(Photo: Reuters)
(Photo: Reuters)

Opinion | A stimulus is needed but does the auto sector deserve one?

Tax cuts would work best if they are broad-based and do not favour one sector or two over the rest

Given scary stories in the media about an accelerating economic slowdown and impending job losses, it is a safe assumption that some kind of economic stimulus will be unveiled over the next few weeks. The auto sector, in particular, has assumed that it will be part of the coming tax cuts. The argument in the industry is about “when" these cuts should come, not “whether". Pawan Goenka of Mahindra and Mahindra wants goods and services tax (GST) cuts upfront; Rajiv Bajaj of Bajaj Auto wants them to take effect from April 2020, when the new Bharat Stage VI norms kick in, raising auto prices all around.

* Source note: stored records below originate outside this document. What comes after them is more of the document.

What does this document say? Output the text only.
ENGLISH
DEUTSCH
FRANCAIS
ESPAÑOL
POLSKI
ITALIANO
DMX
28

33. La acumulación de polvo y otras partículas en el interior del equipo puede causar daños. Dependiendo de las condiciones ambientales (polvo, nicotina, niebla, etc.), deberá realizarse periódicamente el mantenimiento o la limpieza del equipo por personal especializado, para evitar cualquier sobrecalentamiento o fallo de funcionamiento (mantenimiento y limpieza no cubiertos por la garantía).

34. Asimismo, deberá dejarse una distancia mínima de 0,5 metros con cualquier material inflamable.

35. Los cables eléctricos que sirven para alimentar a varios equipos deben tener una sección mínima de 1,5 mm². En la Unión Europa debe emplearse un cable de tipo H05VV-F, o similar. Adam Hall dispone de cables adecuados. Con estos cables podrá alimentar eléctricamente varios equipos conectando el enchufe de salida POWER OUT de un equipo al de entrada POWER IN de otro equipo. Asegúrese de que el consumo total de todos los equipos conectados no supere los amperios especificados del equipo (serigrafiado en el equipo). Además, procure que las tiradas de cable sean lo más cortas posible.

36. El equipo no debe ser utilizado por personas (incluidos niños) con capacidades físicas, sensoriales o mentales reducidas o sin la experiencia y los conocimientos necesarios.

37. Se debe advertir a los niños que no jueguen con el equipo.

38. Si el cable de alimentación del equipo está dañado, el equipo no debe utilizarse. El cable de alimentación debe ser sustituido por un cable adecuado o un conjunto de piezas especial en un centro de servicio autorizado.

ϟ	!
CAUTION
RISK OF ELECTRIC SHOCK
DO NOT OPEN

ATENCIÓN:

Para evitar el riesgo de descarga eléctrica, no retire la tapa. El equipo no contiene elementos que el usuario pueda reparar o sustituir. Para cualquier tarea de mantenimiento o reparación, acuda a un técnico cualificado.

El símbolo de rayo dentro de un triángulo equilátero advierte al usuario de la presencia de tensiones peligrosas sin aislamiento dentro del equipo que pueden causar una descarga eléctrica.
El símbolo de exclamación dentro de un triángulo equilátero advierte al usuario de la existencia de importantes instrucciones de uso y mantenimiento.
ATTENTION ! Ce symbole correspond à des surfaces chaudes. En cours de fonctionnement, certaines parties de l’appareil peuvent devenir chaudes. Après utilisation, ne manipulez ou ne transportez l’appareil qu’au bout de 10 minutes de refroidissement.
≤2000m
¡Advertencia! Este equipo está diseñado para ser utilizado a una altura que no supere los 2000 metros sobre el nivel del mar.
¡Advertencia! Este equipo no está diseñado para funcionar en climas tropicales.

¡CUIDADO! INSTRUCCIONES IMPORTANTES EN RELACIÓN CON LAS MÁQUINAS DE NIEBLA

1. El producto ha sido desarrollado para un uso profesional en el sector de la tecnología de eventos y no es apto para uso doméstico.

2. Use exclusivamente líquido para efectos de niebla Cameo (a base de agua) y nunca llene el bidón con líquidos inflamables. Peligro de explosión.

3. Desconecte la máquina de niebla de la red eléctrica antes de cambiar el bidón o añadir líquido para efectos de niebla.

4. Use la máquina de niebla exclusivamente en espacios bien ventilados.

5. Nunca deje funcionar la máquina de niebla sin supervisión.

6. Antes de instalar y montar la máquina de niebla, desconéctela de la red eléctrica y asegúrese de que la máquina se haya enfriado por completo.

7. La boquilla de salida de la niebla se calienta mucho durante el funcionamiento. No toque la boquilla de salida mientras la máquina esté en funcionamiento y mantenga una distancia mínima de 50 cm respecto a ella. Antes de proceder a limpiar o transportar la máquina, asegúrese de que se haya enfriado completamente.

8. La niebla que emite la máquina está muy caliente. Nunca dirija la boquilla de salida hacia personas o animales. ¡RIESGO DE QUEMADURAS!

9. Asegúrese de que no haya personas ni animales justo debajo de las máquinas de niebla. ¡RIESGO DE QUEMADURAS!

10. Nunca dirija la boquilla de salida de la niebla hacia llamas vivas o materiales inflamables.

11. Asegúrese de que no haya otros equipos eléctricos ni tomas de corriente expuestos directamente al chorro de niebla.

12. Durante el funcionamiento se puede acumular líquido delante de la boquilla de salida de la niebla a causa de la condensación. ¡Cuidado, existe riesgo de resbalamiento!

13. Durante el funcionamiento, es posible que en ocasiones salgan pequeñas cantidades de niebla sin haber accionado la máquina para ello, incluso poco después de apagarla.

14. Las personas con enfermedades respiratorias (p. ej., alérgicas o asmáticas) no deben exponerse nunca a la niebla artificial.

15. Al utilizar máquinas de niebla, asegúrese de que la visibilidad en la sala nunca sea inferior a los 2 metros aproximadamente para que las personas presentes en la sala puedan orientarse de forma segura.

For a government that has already been attacked for failure on the jobs front, reports of the loss of lakhs of jobs in automobile companies and dealerships could well push it into offering premature tax cuts. But it should ask itself two important questions: If there is to be a stimulus, should it be sector-specific, which means giving favoured sectors a leg up and leaving the rest behind? And two, even assuming it needs to be sector-specific, should this sector be automobiles?

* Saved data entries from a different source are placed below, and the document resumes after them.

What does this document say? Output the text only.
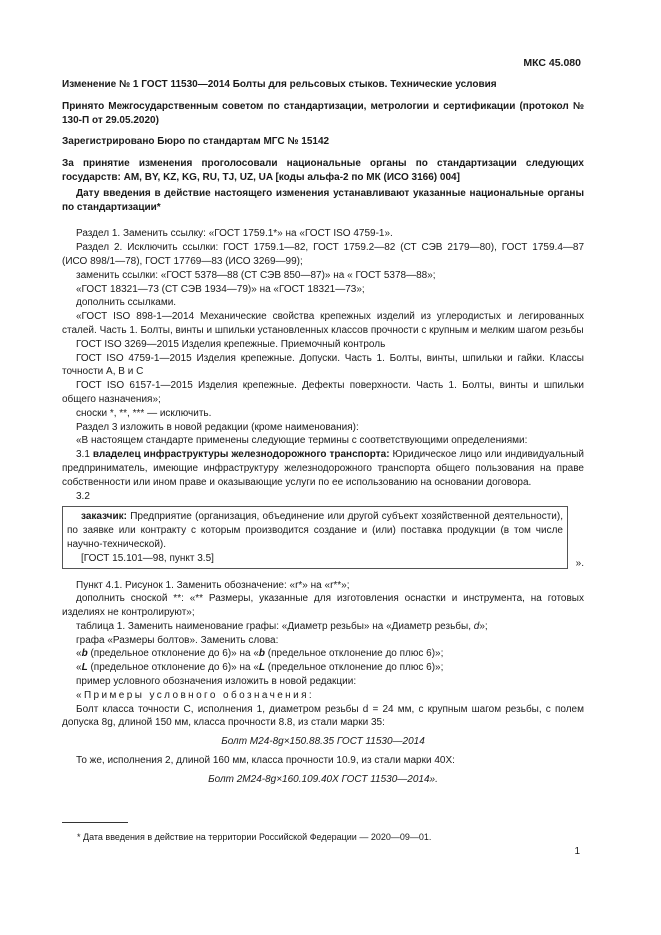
МКС 45.080

Изменение № 1 ГОСТ 11530—2014 Болты для рельсовых стыков. Технические условия

Принято Межгосударственным советом по стандартизации, метрологии и сертификации (протокол № 130-П от 29.05.2020)

Зарегистрировано Бюро по стандартам МГС № 15142

За принятие изменения проголосовали национальные органы по стандартизации следующих государств: AM, BY, KZ, KG, RU, TJ, UZ, UA [коды альфа-2 по МК (ИСО 3166) 004]

Дату введения в действие настоящего изменения устанавливают указанные национальные органы по стандартизации*

Раздел 1. Заменить ссылку: «ГОСТ 1759.1*» на «ГОСТ ISO 4759-1».

Раздел 2. Исключить ссылки: ГОСТ 1759.1—82, ГОСТ 1759.2—82 (СТ СЭВ 2179—80), ГОСТ 1759.4—87 (ИСО 898/1—78), ГОСТ 17769—83 (ИСО 3269—99);

заменить ссылки: «ГОСТ 5378—88 (СТ СЭВ 850—87)» на « ГОСТ 5378—88»;

«ГОСТ 18321—73 (СТ СЭВ 1934—79)» на «ГОСТ 18321—73»;

дополнить ссылками.

«ГОСТ ISO 898-1—2014 Механические свойства крепежных изделий из углеродистых и легированных сталей. Часть 1. Болты, винты и шпильки установленных классов прочности с крупным и мелким шагом резьбы

ГОСТ ISO 3269—2015 Изделия крепежные. Приемочный контроль

ГОСТ ISO 4759-1—2015 Изделия крепежные. Допуски. Часть 1. Болты, винты, шпильки и гайки. Классы точности А, В и С

ГОСТ ISO 6157-1—2015 Изделия крепежные. Дефекты поверхности. Часть 1. Болты, винты и шпильки общего назначения»;

сноски *, **, *** — исключить.

Раздел 3 изложить в новой редакции (кроме наименования):

«В настоящем стандарте применены следующие термины с соответствующими определениями:

3.1 владелец инфраструктуры железнодорожного транспорта: Юридическое лицо или индивидуальный предприниматель, имеющие инфраструктуру железнодорожного транспорта общего пользования на праве собственности или ином праве и оказывающие услуги по ее использованию на основании договора.

3.2

заказчик: Предприятие (организация, объединение или другой субъект хозяйственной деятельности), по заявке или контракту с которым производится создание и (или) поставка продукции (в том числе научно-технической).

[ГОСТ 15.101—98, пункт 3.5]	».

Пункт 4.1. Рисунок 1. Заменить обозначение: «r*» на «r**»;

дополнить сноской **: «** Размеры, указанные для изготовления оснастки и инструмента, на готовых изделиях не контролируют»;

таблица 1. Заменить наименование графы: «Диаметр резьбы» на «Диаметр резьбы, d»;

графа «Размеры болтов». Заменить слова:

«b (предельное отклонение до 6)» на «b (предельное отклонение до плюс 6)»;

«L (предельное отклонение до 6)» на «L (предельное отклонение до плюс 6)»;

пример условного обозначения изложить в новой редакции:

«Примеры условного обозначения:

Болт класса точности С, исполнения 1, диаметром резьбы d = 24 мм, с крупным шагом резьбы, с полем допуска 8g, длиной 150 мм, класса прочности 8.8, из стали марки 35:

Болт М24-8g×150.88.35 ГОСТ 11530—2014

То же, исполнения 2, длиной 160 мм, класса прочности 10.9, из стали марки 40Х:

Болт 2М24-8g×160.109.40Х ГОСТ 11530—2014».

* Дата введения в действие на территории Российской Федерации — 2020—09—01.
1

The answer should be a clear “no" to both questions. Every time the government plays godfather to one sector or another, the sectoral lobby will ensure that the benefits endure by painting negative scenarios if they are withdrawn. It is worth recalling that indirect tax cuts for the auto sector, which began in 2008, were finally ended only eight years later, in December 2014. The same is the problem with giving special benefits to real estate, even granted that this sector is hugely important for job creation. What this sector needs is reform of land and building laws, but that nobody is willing to touch. If India’s land market is reformed, land prices will fall and provide a natural boost to housing demand. Instead, we are demanding lower taxes. These are important, but ought to follow reform, not precede it. Otherwise, the bulk of the tax cuts will be swallowed by vested interests and demand will fall back to its old level after an initial boost.

If the finance minister were to look back at history, the reality is that the Indian auto sector’s success was built on two colossal public policy failures: gross underinvestment in public transport and bad urbanization, where settlements are spatially spread out. Urbanization works best when large populations work in concentrated areas with good infrastructure. A World Bank publication, Leveraging Urbanization In South Asia: Managing Spatial Transformation For Prosperity And Liveability, estimates that India’s actual level or urbanization may be nearly 55%, but new urban-like towns and cities are so far from city centres that the quality of urbanization is poor and spatially too spread out to optimize growth and jobs.

Our misguided auto sector policies privileged private transport over public. Bad urban infrastructure forced people to invest in personal transport vehicles to commute over long distances instead of depending on overcrowded and poor-quality public transport. This is the reason why our car and bike industries are so huge, belting out nearly 20 million vehicles annually. This is also why a country which is yet to achieve full-fledged middle-income status is so overdependent on cars, motorbikes and scooters. Giving yet another dollop of tax cuts will not only worsen this skew, but make urban areas more congested and unliveable.

If you accept the logic of the above arguments, it does not follow that the passenger vehicle industry needs a tax cut right now. It may be fine to offer a short-term cut in April 2020, in order to smoothen the transition to costlier vehicles that are BS VI-compliant. There may also be a case for removing the cess on higher-end vehicles, but this cess is intended to fund compensation to states for GST revenue losses. If this cess goes, another form of tax will have to be imposed, or the same cess will have to be imposed on a narrower band of products, worsening the slowdown for them. You can’t help the automobile sector without indirectly kicking the daylights out of some other sector. The third alternative is to let the fiscal deficit slip in the short term, but this will spike bond yields and raise interest rates. So, take your pick of which of these negative consequences you want to invite. You can’t boost one sector and not hurt another if you want to maintain tax revenues, and you can’t let the fiscal deficit slip so badly that it impacts the cost of money for everybody.

Yes, we are in a slowdown and a stimulus is called for. It could be a mix of monetary and fiscal stimulus, but should not be sector-specific. Once you make something sector-specific, vested interests will scream whenever you want to revert to the old tax levels, as happened in 2008-14 with the auto sector and consumer durables.

Any tax stimulus by the government should be across the board and given to almost all sectors, and could include speeding up the cut in corporate taxes to 25% for all companies, big or small. The GST regime could be moved to a 5-15-25% rate structure and the cess eliminated. The fiscal deficit can be allowed to slip marginally this year so as to allow the economy to deliver more revenues after the slowdown is reversed.